Несмотря ни на что, ты обладаешь свободой думать что угодно, говорить что угодно, делать что угодно. Каждый твой миг непредсказуем. Например, прямо здесь, прямо сейчас. Возможно, мои слова проймут тебя, ты улыбнешься и спросишь, каким образом вернуться к сценарию. Ты можешь разрыдаться и начать обзывать меня всячески. Можешь погрузиться в молчание. Можешь дать мне пощечину. Может произойти все что угодно.
Она отвесила мне пощечину.
Я взглянул на нее:
– И что же это доказывает?
– Мне от этого на душе стало лучше, – солгала Марта. Она скрестила руки на груди и вжалась в подушки сиденья, стараясь съежиться как можно сильнее. У меня мелькнула мимолетная мысль, что она намерена все глубже и глубже уходить в себя, пока на поверхности не останутся лишь унылые, безжизненные глаза. Она могла решиться на такое. Это было ее право.
Но тут машина остановилась перед ничем не примечательным таунхаусом на Лейтгоу-стрит, и она вышла.
– Ведите себя так, будто получили хорошие чаевые, – велел я шоферу.
– О, старина, спасибо! – воскликнул он, и такси укатило.
Марта уже отпирала дверь.
– Мамаша на пару дней укатила в Балтимор к сестре. Так что дом в нашем распоряжении.
– Я знаю.
Она сразу же направилась на кухню и вытащила из холодильника бутылку водки, которую поставила туда мать.
– Тебе не кажется, что сейчас немного рановато? – осведомился я.
– Так сделайте, чтобы было позже.
– Как пожелаешь. – Я подал знак осветителю, и солнце быстро переместилось вниз по небосклону.
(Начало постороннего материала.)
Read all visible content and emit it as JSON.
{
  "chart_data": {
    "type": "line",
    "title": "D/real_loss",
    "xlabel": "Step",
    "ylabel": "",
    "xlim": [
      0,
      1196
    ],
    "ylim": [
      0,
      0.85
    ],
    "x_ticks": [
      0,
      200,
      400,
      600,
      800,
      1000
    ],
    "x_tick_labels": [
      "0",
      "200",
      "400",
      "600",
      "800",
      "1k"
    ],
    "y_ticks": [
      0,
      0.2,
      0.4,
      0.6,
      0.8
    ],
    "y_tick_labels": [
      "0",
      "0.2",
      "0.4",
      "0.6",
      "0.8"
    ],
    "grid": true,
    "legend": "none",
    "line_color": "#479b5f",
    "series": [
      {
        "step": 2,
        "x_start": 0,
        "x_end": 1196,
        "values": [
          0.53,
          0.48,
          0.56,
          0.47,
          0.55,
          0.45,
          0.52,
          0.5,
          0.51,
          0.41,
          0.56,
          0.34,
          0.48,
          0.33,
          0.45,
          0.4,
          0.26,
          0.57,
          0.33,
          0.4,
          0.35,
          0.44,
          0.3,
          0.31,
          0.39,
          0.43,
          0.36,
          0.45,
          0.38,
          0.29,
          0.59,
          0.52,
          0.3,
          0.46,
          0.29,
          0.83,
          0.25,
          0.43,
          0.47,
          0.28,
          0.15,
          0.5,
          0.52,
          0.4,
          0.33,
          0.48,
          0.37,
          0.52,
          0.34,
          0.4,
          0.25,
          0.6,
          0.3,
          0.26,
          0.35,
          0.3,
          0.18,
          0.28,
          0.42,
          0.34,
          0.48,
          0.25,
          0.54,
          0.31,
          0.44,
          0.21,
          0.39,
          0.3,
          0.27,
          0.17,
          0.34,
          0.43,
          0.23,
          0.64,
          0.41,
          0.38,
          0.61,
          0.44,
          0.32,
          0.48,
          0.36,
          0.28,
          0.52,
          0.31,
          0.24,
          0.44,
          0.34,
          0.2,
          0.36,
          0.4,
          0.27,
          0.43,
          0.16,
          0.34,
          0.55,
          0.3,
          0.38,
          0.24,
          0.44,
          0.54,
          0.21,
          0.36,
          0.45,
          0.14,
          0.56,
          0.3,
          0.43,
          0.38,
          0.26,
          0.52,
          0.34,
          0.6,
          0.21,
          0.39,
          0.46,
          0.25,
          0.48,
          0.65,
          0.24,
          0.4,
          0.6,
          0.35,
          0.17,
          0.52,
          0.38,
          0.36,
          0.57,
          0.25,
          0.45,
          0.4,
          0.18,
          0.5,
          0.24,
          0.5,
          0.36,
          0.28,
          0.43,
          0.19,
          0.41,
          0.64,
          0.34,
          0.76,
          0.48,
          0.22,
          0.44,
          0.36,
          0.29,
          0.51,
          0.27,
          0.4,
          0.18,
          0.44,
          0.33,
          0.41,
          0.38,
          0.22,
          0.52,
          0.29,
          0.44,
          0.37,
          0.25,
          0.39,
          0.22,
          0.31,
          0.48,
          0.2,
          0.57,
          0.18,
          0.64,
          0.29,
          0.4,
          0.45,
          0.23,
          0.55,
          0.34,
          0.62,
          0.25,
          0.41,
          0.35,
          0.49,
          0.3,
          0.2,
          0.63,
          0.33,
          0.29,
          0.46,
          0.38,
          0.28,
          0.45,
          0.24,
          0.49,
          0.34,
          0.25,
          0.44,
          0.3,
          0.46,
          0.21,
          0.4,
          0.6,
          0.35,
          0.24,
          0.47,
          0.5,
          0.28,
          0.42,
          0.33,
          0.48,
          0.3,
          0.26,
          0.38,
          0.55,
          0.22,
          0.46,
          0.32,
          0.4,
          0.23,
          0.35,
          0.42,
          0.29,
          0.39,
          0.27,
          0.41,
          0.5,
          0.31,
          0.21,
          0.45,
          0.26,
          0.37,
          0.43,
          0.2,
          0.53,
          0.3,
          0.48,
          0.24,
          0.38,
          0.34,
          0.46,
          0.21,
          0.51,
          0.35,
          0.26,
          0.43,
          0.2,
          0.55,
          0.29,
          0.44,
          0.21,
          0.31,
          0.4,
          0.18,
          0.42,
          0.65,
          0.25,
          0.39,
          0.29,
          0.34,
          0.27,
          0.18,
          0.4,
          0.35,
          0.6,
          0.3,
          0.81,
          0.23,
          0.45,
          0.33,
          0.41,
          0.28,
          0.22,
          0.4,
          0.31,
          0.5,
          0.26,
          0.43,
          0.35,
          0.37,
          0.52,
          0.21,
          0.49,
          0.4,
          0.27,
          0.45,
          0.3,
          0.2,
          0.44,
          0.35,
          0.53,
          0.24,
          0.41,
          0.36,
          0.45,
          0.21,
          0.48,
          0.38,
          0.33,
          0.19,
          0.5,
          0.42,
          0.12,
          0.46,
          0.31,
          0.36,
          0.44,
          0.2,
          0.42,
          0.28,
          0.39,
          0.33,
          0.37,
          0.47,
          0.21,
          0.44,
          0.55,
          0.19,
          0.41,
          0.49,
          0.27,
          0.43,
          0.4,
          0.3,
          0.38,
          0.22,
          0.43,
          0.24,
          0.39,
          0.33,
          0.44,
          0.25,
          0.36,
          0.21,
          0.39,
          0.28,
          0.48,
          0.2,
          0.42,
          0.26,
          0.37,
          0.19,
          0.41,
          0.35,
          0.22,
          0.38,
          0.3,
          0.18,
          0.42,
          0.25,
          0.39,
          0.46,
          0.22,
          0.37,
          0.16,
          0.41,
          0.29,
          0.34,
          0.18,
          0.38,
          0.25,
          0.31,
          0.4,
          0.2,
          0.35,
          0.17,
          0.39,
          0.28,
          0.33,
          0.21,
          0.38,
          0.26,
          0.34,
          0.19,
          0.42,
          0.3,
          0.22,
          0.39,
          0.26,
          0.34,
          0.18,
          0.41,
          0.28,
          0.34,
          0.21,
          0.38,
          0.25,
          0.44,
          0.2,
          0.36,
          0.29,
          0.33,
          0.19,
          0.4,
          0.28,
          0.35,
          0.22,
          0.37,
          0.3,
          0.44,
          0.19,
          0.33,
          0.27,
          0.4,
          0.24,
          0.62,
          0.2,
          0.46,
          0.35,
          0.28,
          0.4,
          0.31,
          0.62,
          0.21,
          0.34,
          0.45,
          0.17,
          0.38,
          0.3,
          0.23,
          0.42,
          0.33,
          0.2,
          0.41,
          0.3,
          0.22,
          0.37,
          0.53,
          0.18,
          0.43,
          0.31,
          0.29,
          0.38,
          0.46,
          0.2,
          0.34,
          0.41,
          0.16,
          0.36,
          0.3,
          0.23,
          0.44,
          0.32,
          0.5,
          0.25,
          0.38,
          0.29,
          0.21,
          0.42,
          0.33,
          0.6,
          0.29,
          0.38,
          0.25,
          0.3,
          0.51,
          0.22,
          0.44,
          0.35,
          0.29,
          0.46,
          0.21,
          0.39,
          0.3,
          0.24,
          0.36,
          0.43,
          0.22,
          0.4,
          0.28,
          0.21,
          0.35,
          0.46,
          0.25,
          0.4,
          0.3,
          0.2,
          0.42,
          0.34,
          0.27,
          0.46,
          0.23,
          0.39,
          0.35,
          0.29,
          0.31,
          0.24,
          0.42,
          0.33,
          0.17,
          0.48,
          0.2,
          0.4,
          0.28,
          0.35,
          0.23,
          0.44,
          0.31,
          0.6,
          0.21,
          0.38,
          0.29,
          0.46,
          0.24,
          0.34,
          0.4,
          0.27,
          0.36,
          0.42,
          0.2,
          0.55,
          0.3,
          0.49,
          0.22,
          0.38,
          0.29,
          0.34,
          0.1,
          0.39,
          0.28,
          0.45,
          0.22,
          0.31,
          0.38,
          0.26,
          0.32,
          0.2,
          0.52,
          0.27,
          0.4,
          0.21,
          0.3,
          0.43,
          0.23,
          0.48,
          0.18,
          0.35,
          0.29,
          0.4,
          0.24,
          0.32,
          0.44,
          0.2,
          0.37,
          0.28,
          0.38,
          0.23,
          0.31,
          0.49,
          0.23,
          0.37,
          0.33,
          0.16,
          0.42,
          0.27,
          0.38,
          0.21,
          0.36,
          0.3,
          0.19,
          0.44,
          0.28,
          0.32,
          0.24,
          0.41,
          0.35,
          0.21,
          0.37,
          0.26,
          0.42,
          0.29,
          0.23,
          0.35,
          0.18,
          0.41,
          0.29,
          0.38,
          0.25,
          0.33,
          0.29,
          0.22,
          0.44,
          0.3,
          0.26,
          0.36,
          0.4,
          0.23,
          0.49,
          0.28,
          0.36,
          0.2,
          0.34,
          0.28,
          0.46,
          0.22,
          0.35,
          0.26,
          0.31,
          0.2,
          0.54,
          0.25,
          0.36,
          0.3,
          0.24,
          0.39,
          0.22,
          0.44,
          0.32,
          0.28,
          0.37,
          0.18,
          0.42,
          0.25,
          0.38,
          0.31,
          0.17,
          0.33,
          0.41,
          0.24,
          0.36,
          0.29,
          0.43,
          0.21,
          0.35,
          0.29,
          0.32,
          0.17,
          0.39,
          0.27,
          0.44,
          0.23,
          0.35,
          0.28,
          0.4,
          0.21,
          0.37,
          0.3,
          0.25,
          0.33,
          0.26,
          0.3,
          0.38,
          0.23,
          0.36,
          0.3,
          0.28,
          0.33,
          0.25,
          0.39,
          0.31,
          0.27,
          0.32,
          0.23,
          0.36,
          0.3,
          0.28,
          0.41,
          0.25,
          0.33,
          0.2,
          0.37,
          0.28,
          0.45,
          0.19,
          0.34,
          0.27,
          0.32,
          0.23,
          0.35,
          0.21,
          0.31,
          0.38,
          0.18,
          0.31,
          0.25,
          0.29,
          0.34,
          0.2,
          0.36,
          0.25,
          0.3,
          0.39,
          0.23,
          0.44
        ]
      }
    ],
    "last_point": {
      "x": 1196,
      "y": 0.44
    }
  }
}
Мир за окном потемнел. Я не стал заморачиваться и заказывать звезды. – Достаточно поздно?
– Мне-то что за дело? – Марта уселась за кухонный стол, я последовал ее примеру. Она щедро плеснула в два стаканчика и сунула один мне в руку. – Пей.
Я выпил, хоть я не из актеров и алкоголь на меня не действует.
Немного выждав, она спросила:
– Которые из моих подруг и друзей настоящие, а которые нет?
– Марта, они все настоящие. Томика, Джин, Сью, Бен, твои учителя, твои родители, твои двоюродные братья и сестры, тот мальчик, который тебе нравился, но был слишком уж молодым, чтобы выходить с ним на люди – все, с кем у тебя существует эмоциональная связь, как положительная, так и негативная, – все они так же реальны, как и ты сама. Все остальное было бы обманом.